I work out of my house in Maryland on a team (Seam, Weld, Arquillian) that, like many of the teams at Red Hat, is extremely diverse geographically. We may even be one of the most diverse teams, and I count community members as part of my team as well. No two team members live in the same city except for our QE guys (Brno). We represent more than a half dozen countries and we're spread across most of the world timezones (no matter when we schedule a meeting, someone is up in the middle of the night; on the other hand, it's always 5 o'clock somewhere cheers_hat.gif). To put it simply, there are oceans between us.


That is so cool.


I consider myself fortunate because I do get to meet the members of my team regularly. That's because most of us are speakers. So where we meet up is at conferences. It's quite a thrill when you get to meet someone for the first time in person that you've communicated with online.


At Devoxx 2009, Seam had it's annual team meeting right alongside the conference, bringing everyone together in Antwerp, Belgium. At that point, I already knew the team very well (though I did meet some new faces). The main reason was because the previous Seam meeting was at a Tuscan farmhouse in rural Chiusi, Italy, in almost complete isolation. It was sort of like a retreat. I believe that conversations I have with the team today, nearly two years later, are still influenced by the interaction we had that week. When compared to the conference meetings, well, the retreat doesn't even compare.


My take on these meetups is that a single face-to-face meeting can keep you "connected" for several years. That's because it gives you an image in your head. All IRC chats, phone calls and e-mails that occur after that point are with people, not just with handles, addresses and voices. There's just no way to replace that experience.

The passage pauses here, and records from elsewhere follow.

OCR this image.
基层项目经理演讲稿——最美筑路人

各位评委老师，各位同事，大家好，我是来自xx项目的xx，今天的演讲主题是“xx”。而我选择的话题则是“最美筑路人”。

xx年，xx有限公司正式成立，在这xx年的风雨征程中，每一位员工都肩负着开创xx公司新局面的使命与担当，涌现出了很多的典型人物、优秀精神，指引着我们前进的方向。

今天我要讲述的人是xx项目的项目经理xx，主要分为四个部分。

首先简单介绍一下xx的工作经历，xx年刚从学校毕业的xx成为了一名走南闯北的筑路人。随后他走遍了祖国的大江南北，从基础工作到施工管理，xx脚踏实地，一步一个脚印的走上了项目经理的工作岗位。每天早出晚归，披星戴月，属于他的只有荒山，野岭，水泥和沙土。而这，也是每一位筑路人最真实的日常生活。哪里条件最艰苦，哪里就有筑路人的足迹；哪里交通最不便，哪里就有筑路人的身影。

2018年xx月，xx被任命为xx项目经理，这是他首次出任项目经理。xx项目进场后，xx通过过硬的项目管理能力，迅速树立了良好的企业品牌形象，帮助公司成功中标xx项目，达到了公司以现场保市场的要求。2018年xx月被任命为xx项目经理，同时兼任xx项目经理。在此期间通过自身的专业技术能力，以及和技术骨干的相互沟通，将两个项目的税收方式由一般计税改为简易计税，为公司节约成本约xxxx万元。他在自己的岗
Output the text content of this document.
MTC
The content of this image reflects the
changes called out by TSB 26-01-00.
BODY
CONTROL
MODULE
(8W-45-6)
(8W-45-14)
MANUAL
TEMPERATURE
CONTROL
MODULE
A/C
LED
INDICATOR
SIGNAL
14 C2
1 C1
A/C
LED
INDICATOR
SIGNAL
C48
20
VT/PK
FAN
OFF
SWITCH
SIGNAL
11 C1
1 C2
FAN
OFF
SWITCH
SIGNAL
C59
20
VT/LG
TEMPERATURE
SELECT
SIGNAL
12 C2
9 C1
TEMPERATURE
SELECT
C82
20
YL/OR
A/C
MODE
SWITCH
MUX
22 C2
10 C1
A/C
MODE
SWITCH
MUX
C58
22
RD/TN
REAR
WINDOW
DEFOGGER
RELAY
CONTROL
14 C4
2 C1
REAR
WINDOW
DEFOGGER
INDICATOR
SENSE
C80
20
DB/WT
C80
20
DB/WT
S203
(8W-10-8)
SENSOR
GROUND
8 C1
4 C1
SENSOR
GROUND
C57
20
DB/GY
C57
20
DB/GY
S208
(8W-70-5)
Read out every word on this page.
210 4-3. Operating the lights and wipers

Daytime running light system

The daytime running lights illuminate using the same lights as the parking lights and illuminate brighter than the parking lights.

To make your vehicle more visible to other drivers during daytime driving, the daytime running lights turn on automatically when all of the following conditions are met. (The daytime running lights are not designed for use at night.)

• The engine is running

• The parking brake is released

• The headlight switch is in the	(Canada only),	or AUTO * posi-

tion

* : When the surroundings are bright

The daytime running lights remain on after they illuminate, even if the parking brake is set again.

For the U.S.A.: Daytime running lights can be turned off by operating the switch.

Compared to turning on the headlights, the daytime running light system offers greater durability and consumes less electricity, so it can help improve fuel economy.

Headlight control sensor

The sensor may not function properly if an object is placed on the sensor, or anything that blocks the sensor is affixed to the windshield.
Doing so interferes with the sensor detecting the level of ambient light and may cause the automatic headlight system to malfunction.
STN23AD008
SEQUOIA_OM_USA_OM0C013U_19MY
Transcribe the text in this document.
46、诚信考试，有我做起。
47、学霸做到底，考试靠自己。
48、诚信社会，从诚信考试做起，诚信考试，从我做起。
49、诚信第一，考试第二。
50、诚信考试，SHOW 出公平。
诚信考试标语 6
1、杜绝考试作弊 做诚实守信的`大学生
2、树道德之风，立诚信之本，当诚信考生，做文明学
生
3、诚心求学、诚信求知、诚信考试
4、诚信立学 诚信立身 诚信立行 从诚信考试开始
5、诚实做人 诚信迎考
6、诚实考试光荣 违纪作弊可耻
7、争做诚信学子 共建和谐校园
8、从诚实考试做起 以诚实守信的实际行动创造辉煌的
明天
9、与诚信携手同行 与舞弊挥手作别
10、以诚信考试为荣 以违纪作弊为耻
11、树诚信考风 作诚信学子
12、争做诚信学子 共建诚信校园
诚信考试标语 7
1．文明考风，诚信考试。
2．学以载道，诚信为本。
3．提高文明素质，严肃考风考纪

It's important is to keep that image fresh in your mind, though (no, this is not a vanity contest, it's about knowing the real person...the expressions, movements and yes, the hair and face). To get that refresher, I recommend video chat. I meet with my managers and teammates from time to time on video chat and frankly, I think it's almost as close as being there. (If you want to get a real sense of how far this might go someday, rent the movie Up in the Air).


Another tool that helps establish the human interaction is for all the team members to maintain personal profiles on internal or community sites. For me it's JBoss Community (dan.j.allen). A picture and a short bio go a looooong way to connecting with a person.


Finally, a great way to connect with other employees, even if you can't connect with your teammates, is through local user groups. I'm researching getting a DC JBoss user group off the ground. Sometimes, it just feels good to feel good about your company and maybe hear the names of colleagues mentioned, even if you can't meet them. It's also a good way to discover people that are local, without the lameness of trying to figure out what to do together, or keep a colleague's butt from hitting the ground in a trust fall.


In summary, here are the ways I recommend to stay connected while working remotely:


  • Get together at annual or biannual team meetings: good, especially when away from distractions
  • Attend conferences where you can meet teammates and managers; speaking makes it cheaper
  • Video chat with teammates or managers
  • Follow community profiles (I think all employees should try to interlink in a "social network" and there should be lots of picture sharing)
  • Join local user groups


When you work remotely, there's always that chance of a team member joining and leaving without ever getting to meet that person. But that's far outweighed by the flexibility to work from wherever you want and to learn about people who live in different parts of the world than you. And what I like the most is that it gives you an opportunity to travel. The way we work is changing. But that doesn't mean we have to lose touch.